In June, there were 20 SPAC acquisitions at $30B in enterprise value. Annualized, that amounts to $360B, an enormous capital markets new public listing and M&A product category. Banks and sponsors are making lots of money, and sellers who are generally not taking out any cash are getting sky-high public listing valuations that no strategic would pay. So who loses out in this case? If the stock goes up, everybody does well, but if the stock goes down, the recent PIPE investors get hurt dollar for dollar, and the selling company’s shareholders start getting hurt when the price falls far enough to where they could have transacted on a private market driven valuation. As an M&A advisor, it does not hurt to have all these public companies coming to market searching for targets to backfill their bloated valuations. For traditional IPO investors, SPACs are pushing up their IPO pricings. The banks, sponsors, and sky-high paper valuations will keep SPACs IPOing and announcing deals until a market correction or predictable underperformance ushers them out. While there is some chance that self discipline and healthier sponsor incentives will bring about a more sustainable SPAC ecosystem, I am not betting on it!

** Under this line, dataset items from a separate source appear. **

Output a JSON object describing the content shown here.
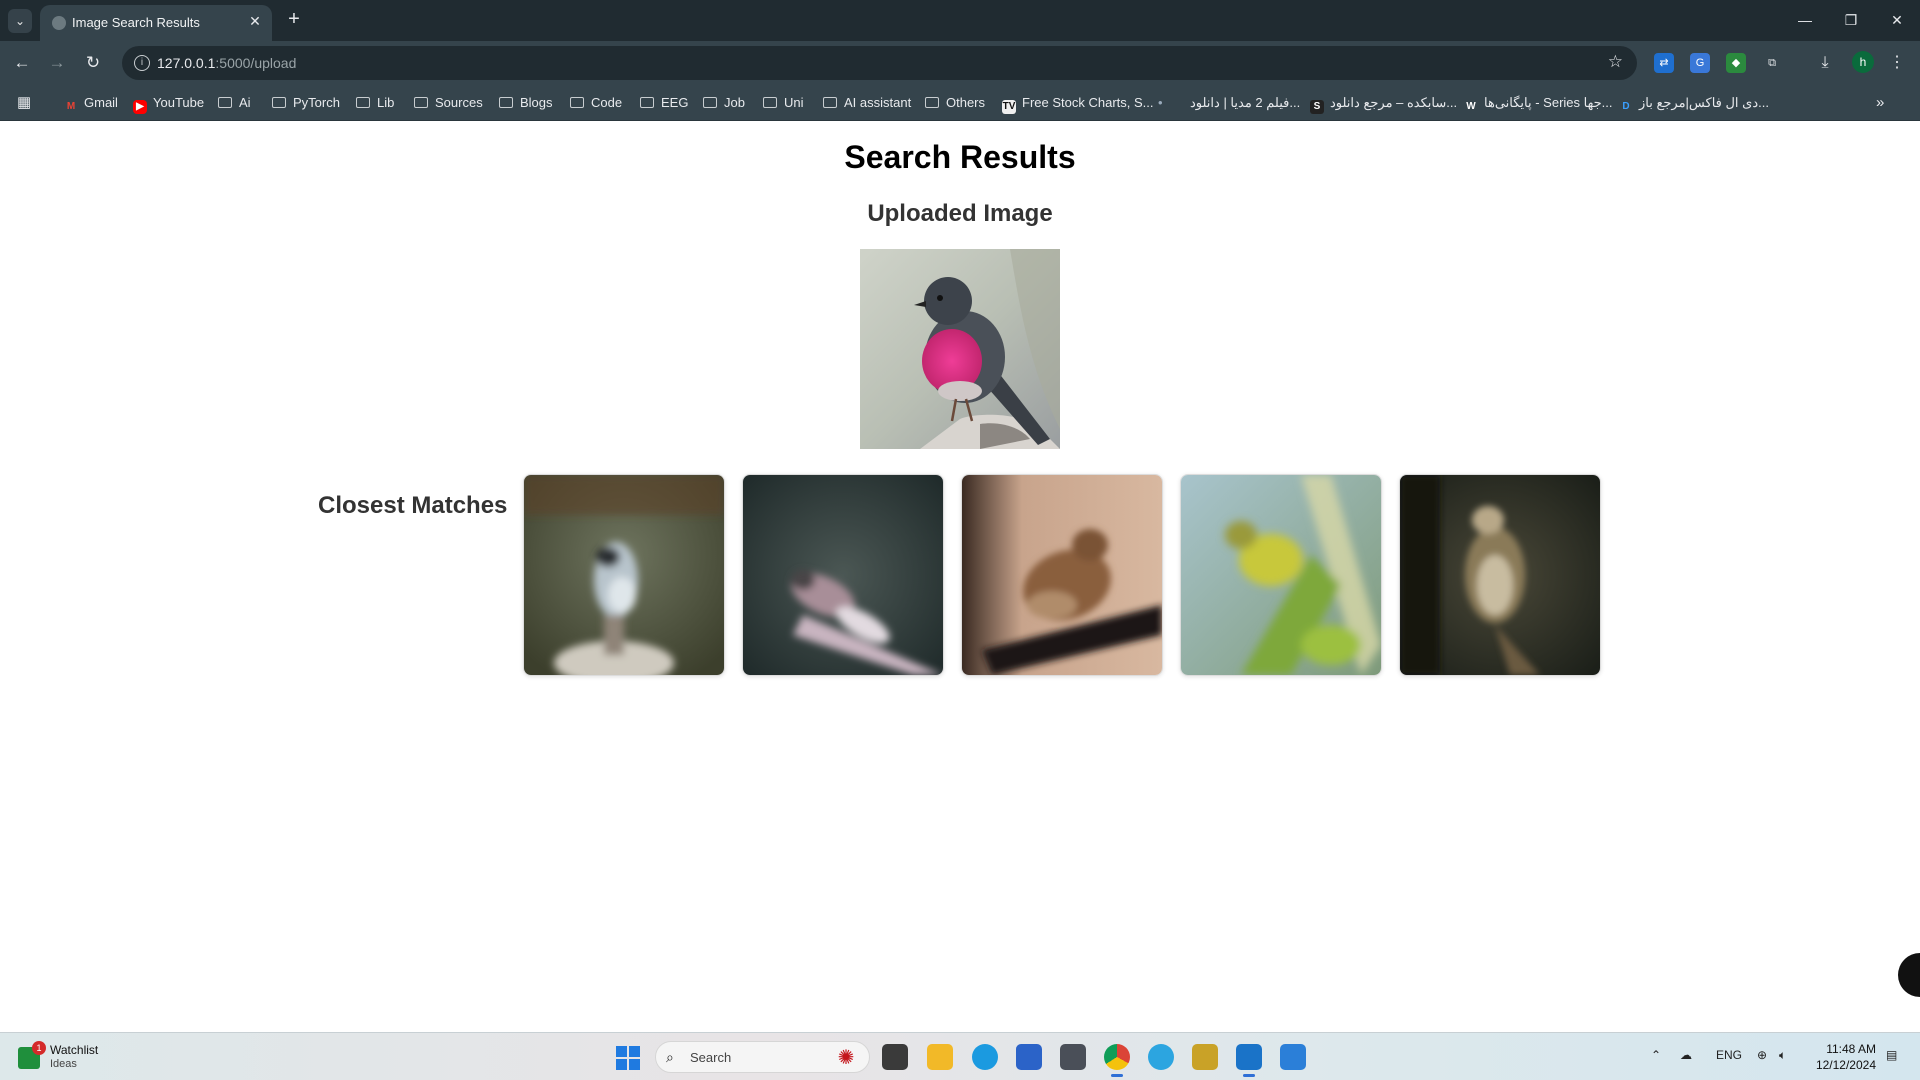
{
  "browser": {
    "tab_title": "Image Search Results",
    "url_host": "127.0.0.1",
    "url_path": ":5000/upload",
    "profile_initial": "h"
  },
  "bookmarks": [
    {
      "label": "Gmail",
      "kind": "gmail-icon"
    },
    {
      "label": "YouTube",
      "kind": "youtube-icon"
    },
    {
      "label": "Ai",
      "kind": "folder-icon"
    },
    {
      "label": "PyTorch",
      "kind": "folder-icon"
    },
    {
      "label": "Lib",
      "kind": "folder-icon"
    },
    {
      "label": "Sources",
      "kind": "folder-icon"
    },
    {
      "label": "Blogs",
      "kind": "folder-icon"
    },
    {
      "label": "Code",
      "kind": "folder-icon"
    },
    {
      "label": "EEG",
      "kind": "folder-icon"
    },
    {
      "label": "Job",
      "kind": "folder-icon"
    },
    {
      "label": "Uni",
      "kind": "folder-icon"
    },
    {
      "label": "AI assistant",
      "kind": "folder-icon"
    },
    {
      "label": "Others",
      "kind": "folder-icon"
    },
    {
      "label": "Free Stock Charts, S...",
      "kind": "tradingview-icon"
    },
    {
      "label": "فیلم 2 مدیا | دانلود...",
      "kind": "site-icon"
    },
    {
      "label": "سابکده – مرجع دانلود...",
      "kind": "site-icon"
    },
    {
      "label": "پایگانی‌ها - Series جها...",
      "kind": "site-icon"
    },
    {
      "label": "دی ال فاکس|مرجع باز...",
      "kind": "site-icon"
    }
  ],
  "page": {
    "title": "Search Results",
    "uploaded_heading": "Uploaded Image",
    "matches_heading": "Closest Matches"
  },
  "taskbar": {
    "widget_title": "Watchlist",
    "widget_subtitle": "Ideas",
    "widget_badge": "1",
    "search_placeholder": "Search",
    "language": "ENG",
    "time": "11:48 AM",
    "date": "12/12/2024"
  },
  "colors": {
    "chrome_dark": "#202b31",
    "chrome_mid": "#35444c",
    "accent_blue": "#2f6fd6"
  }
}
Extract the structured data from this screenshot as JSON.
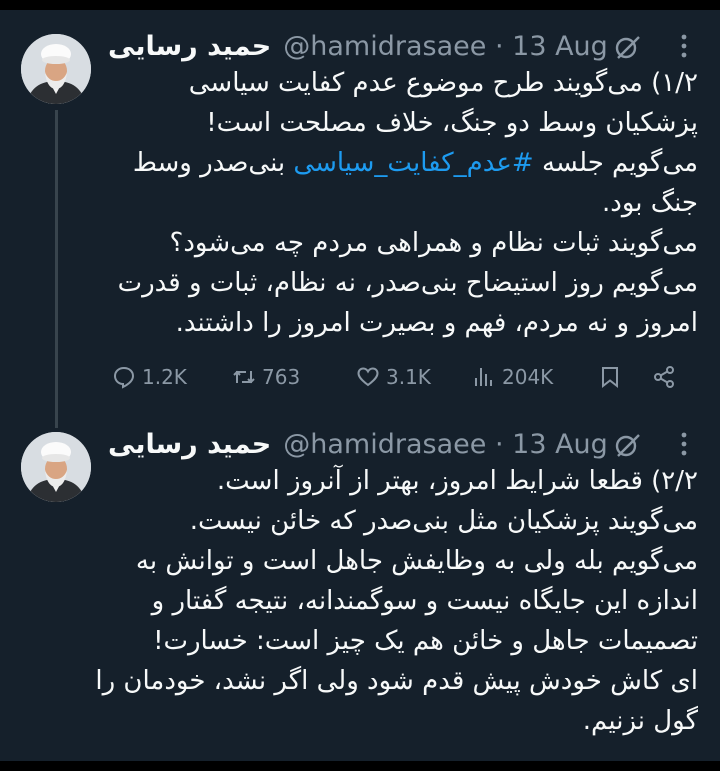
{
  "tweets": [
    {
      "author_name": "حمید رسایی",
      "handle": "@hamidrasaee",
      "separator": "·",
      "date": "13 Aug",
      "lines": [
        "۱/۲) می‌گویند طرح موضوع عدم کفایت سیاسی",
        "پزشکیان وسط دو جنگ، خلاف مصلحت است!",
        {
          "before": "می‌گویم جلسه ",
          "hashtag": "#عدم_کفایت_سیاسی",
          "after": " بنی‌صدر وسط"
        },
        "جنگ بود.",
        "می‌گویند ثبات نظام و همراهی مردم چه می‌شود؟",
        "می‌گویم روز استیضاح بنی‌صدر، نه نظام، ثبات و قدرت",
        "امروز و نه مردم، فهم و بصیرت امروز را داشتند."
      ],
      "stats": {
        "replies": "1.2K",
        "retweets": "763",
        "likes": "3.1K",
        "views": "204K"
      }
    },
    {
      "author_name": "حمید رسایی",
      "handle": "@hamidrasaee",
      "separator": "·",
      "date": "13 Aug",
      "lines": [
        "۲/۲) قطعا شرایط امروز، بهتر از آنروز است.",
        "می‌گویند پزشکیان مثل بنی‌صدر که خائن نیست.",
        "می‌گویم بله ولی به وظایفش جاهل است و توانش به",
        "اندازه این جایگاه نیست و سوگمندانه، نتیجه گفتار و",
        "تصمیمات جاهل و خائن هم یک چیز است: خسارت!",
        "ای کاش خودش پیش قدم شود ولی اگر نشد، خودمان را",
        "گول نزنیم."
      ]
    }
  ],
  "icons": {
    "avatar": "avatar-cleric",
    "grok": "grok-icon",
    "more": "more-icon",
    "reply": "reply-icon",
    "retweet": "retweet-icon",
    "like": "like-icon",
    "views": "views-icon",
    "bookmark": "bookmark-icon",
    "share": "share-icon"
  },
  "colors": {
    "background": "#15202b",
    "text": "#f7f9f9",
    "secondary": "#8b98a5",
    "hashtag": "#1d9bf0",
    "thread_line": "#38444d"
  }
}
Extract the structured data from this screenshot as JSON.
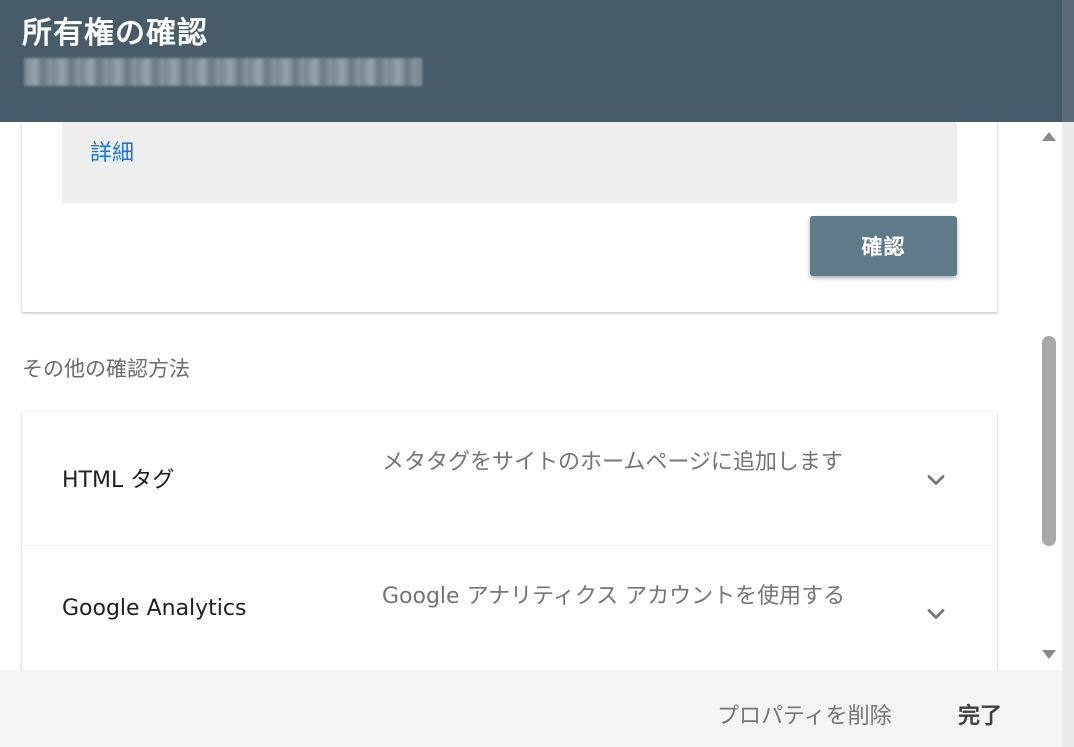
{
  "header": {
    "title": "所有権の確認"
  },
  "verify_card": {
    "details_link": "詳細",
    "verify_button": "確認"
  },
  "other_methods": {
    "label": "その他の確認方法",
    "items": [
      {
        "name": "HTML タグ",
        "description": "メタタグをサイトのホームページに追加します"
      },
      {
        "name": "Google Analytics",
        "description": "Google アナリティクス アカウントを使用する"
      }
    ]
  },
  "footer": {
    "delete_button": "プロパティを削除",
    "done_button": "完了"
  },
  "colors": {
    "header_bg": "#485b68",
    "primary_button": "#5f7b8a",
    "link": "#1a73e8"
  },
  "icons": [
    "chevron-down-icon",
    "scroll-up-arrow",
    "scroll-down-arrow"
  ]
}
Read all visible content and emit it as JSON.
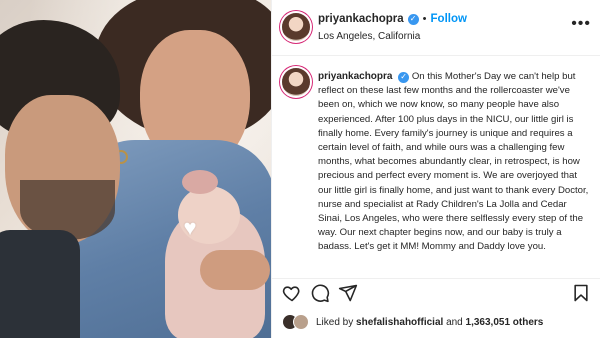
{
  "post": {
    "username": "priyankachopra",
    "follow_label": "Follow",
    "separator": "•",
    "location": "Los Angeles, California",
    "caption": "On this Mother's Day we can't help but reflect on these last few months and the rollercoaster we've been on, which we now know, so many people have also experienced. After 100 plus days in the NICU, our little girl is finally home. Every family's journey is unique and requires a certain level of faith, and while ours was a challenging few months, what becomes abundantly clear, in retrospect, is how precious and perfect every moment is. We are overjoyed that our little girl is finally home, and just want to thank every Doctor, nurse and specialist at Rady Children's La Jolla and Cedar Sinai, Los Angeles, who were there selflessly every step of the way. Our next chapter begins now, and our baby is truly a badass. Let's get it MM! Mommy and Daddy love you.",
    "liked_by_prefix": "Liked by",
    "liked_by_user": "shefalishahofficial",
    "liked_by_and": "and",
    "likes_count": "1,363,051 others"
  },
  "icons": {
    "more": "more-options-icon",
    "like": "heart-icon",
    "comment": "comment-icon",
    "share": "share-icon",
    "save": "bookmark-icon",
    "verified": "verified-badge-icon",
    "photo_heart": "heart-icon"
  },
  "colors": {
    "accent": "#0095f6",
    "verified": "#3897f0",
    "text": "#262626",
    "border": "#efefef"
  }
}
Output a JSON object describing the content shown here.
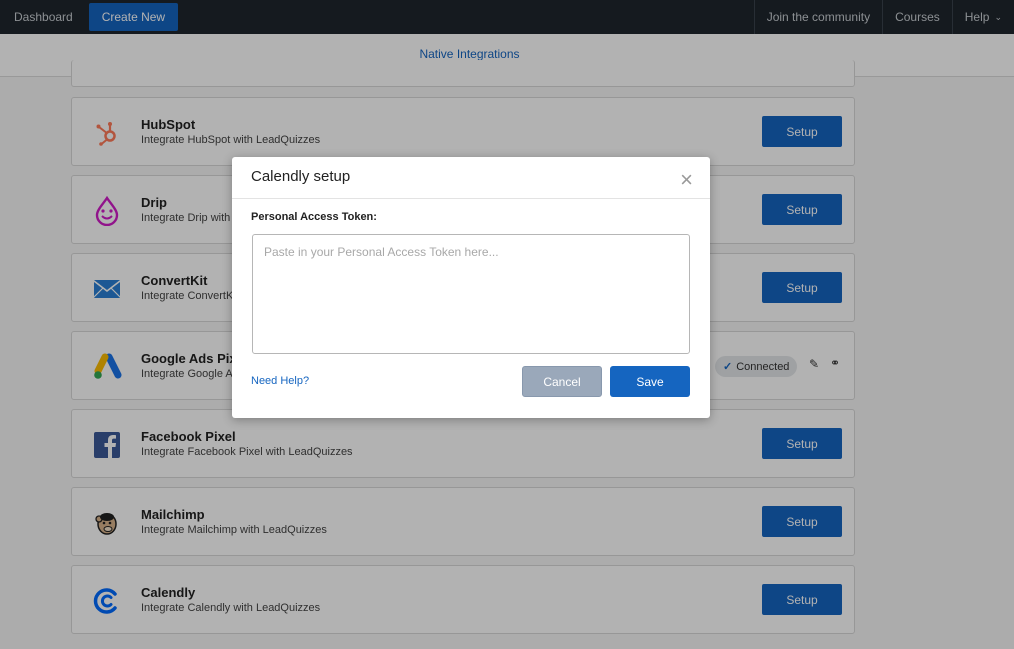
{
  "nav": {
    "dashboard": "Dashboard",
    "create_new": "Create New",
    "community": "Join the community",
    "courses": "Courses",
    "help": "Help"
  },
  "tabs": {
    "active": "Native Integrations"
  },
  "integrations": [
    {
      "name": "HubSpot",
      "desc": "Integrate HubSpot with LeadQuizzes",
      "action": "Setup",
      "icon": "hubspot-icon"
    },
    {
      "name": "Drip",
      "desc": "Integrate Drip with",
      "action": "Setup",
      "icon": "drip-icon"
    },
    {
      "name": "ConvertKit",
      "desc": "Integrate ConvertK",
      "action": "Setup",
      "icon": "convertkit-icon"
    },
    {
      "name": "Google Ads Pix",
      "desc": "Integrate Google A",
      "status": "Connected",
      "icon": "google-ads-icon"
    },
    {
      "name": "Facebook Pixel",
      "desc": "Integrate Facebook Pixel with LeadQuizzes",
      "action": "Setup",
      "icon": "facebook-icon"
    },
    {
      "name": "Mailchimp",
      "desc": "Integrate Mailchimp with LeadQuizzes",
      "action": "Setup",
      "icon": "mailchimp-icon"
    },
    {
      "name": "Calendly",
      "desc": "Integrate Calendly with LeadQuizzes",
      "action": "Setup",
      "icon": "calendly-icon"
    }
  ],
  "modal": {
    "title": "Calendly setup",
    "field_label": "Personal Access Token:",
    "placeholder": "Paste in your Personal Access Token here...",
    "value": "",
    "need_help": "Need Help?",
    "cancel": "Cancel",
    "save": "Save"
  },
  "colors": {
    "brand": "#1565c0",
    "nav_bg": "#1f262d"
  }
}
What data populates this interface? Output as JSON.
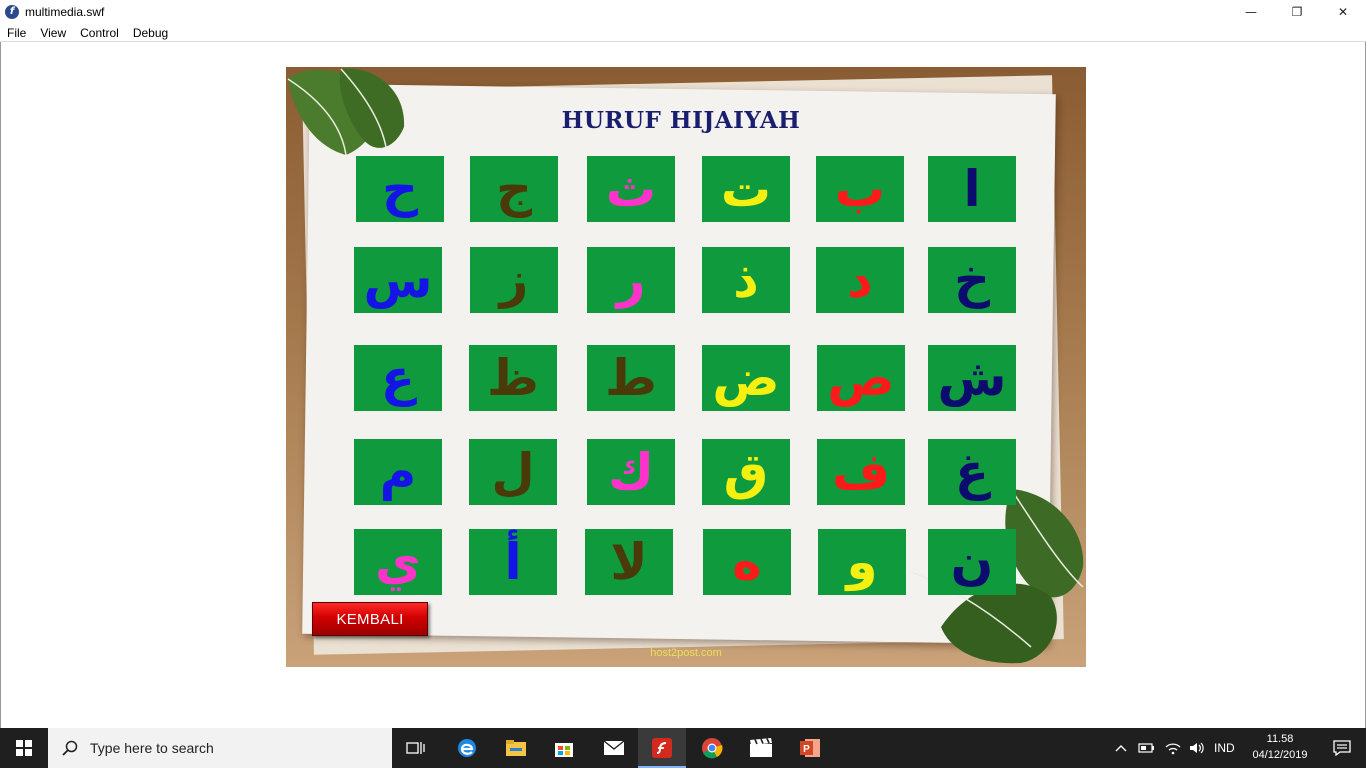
{
  "window": {
    "title": "multimedia.swf",
    "minimize_glyph": "—",
    "restore_glyph": "❐",
    "close_glyph": "✕"
  },
  "menu": [
    "File",
    "View",
    "Control",
    "Debug"
  ],
  "stage": {
    "title": "HURUF HIJAIYAH",
    "back_button": "KEMBALI",
    "footer": "host2post.com",
    "tile_color": "#0f9a3d"
  },
  "letters": [
    {
      "char": "ح",
      "color": "#1414e6"
    },
    {
      "char": "ج",
      "color": "#4a3a0a"
    },
    {
      "char": "ث",
      "color": "#ff33cc"
    },
    {
      "char": "ت",
      "color": "#f5f010"
    },
    {
      "char": "ب",
      "color": "#ff1a1a"
    },
    {
      "char": "ا",
      "color": "#0c0c6e"
    },
    {
      "char": "س",
      "color": "#1414e6"
    },
    {
      "char": "ز",
      "color": "#4a3a0a"
    },
    {
      "char": "ر",
      "color": "#ff33cc"
    },
    {
      "char": "ذ",
      "color": "#f5f010"
    },
    {
      "char": "د",
      "color": "#ff1a1a"
    },
    {
      "char": "خ",
      "color": "#0c0c6e"
    },
    {
      "char": "ع",
      "color": "#1414e6"
    },
    {
      "char": "ظ",
      "color": "#4a3a0a"
    },
    {
      "char": "ط",
      "color": "#4a3a0a"
    },
    {
      "char": "ض",
      "color": "#f5f010"
    },
    {
      "char": "ص",
      "color": "#ff1a1a"
    },
    {
      "char": "ش",
      "color": "#0c0c6e"
    },
    {
      "char": "م",
      "color": "#1414e6"
    },
    {
      "char": "ل",
      "color": "#4a3a0a"
    },
    {
      "char": "ك",
      "color": "#ff33cc"
    },
    {
      "char": "ق",
      "color": "#f5f010"
    },
    {
      "char": "ف",
      "color": "#ff1a1a"
    },
    {
      "char": "غ",
      "color": "#0c0c6e"
    },
    {
      "char": "ي",
      "color": "#ff33cc"
    },
    {
      "char": "أ",
      "color": "#1414e6"
    },
    {
      "char": "لا",
      "color": "#4a3a0a"
    },
    {
      "char": "ه",
      "color": "#ff1a1a"
    },
    {
      "char": "و",
      "color": "#f5f010"
    },
    {
      "char": "ن",
      "color": "#0c0c6e"
    }
  ],
  "taskbar": {
    "search_placeholder": "Type here to search",
    "language": "IND",
    "time": "11.58",
    "date": "04/12/2019",
    "apps": [
      "task-view-icon",
      "edge-icon",
      "file-explorer-icon",
      "store-icon",
      "mail-icon",
      "flash-player-icon",
      "chrome-icon",
      "movie-maker-icon",
      "powerpoint-icon"
    ]
  }
}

So, what would be a well-executed SPAC in today’s market? A solid tech company with strong long-term fundamentals, ready to be a public company, but a little early or not quite sexy enough for Goldman and Morgan in a traditional IPO. The company has IPO aspirations and would like to engage in acquisition sooner than later. In other words, it’s a solid company that can predictably perform well over the long-term with a substantial revenue base, e.g. over $75M. That said, you need to execute the acquisition and de-SPACing, unlike all the other SPACs getting done lately. The new PIPE investors should be coming in with at least 50% of the proceeds of the IPO investors with no sharing of the promote or the warrants. You want a PIPE investor that is a pure third party advocate of the company and the deal with meaningful skin in the game. The acquisition has to be priced at a level that is going to give the new PIPE investors a pop in the market, just like an IPO. Sponsors should get their risk capital back as free shares, so that their capital is returned to them in shares for successfully getting the deal done. The entire promote should be locked up for a minimum of one year, after which half of the promote can be sold if the stock trades above $10 for 60 days, and the other half can be freed up if the stock trades over $12.50 for 60 days, with no early acceleration on the one year requirement. The sponsor should not make a profit on their risk capital, time, and effort until the company stock price exceeds its original $10 acquisition price. If you want PE-quality companies and returns, then you need the incentive structure to be closer to a traditional PE deal. A SPAC deal ecosystem as described above could make for a vibrant, sustainable pubic marketplace for both solid but not perfect larger companies, as well as fast-growing but young early companies.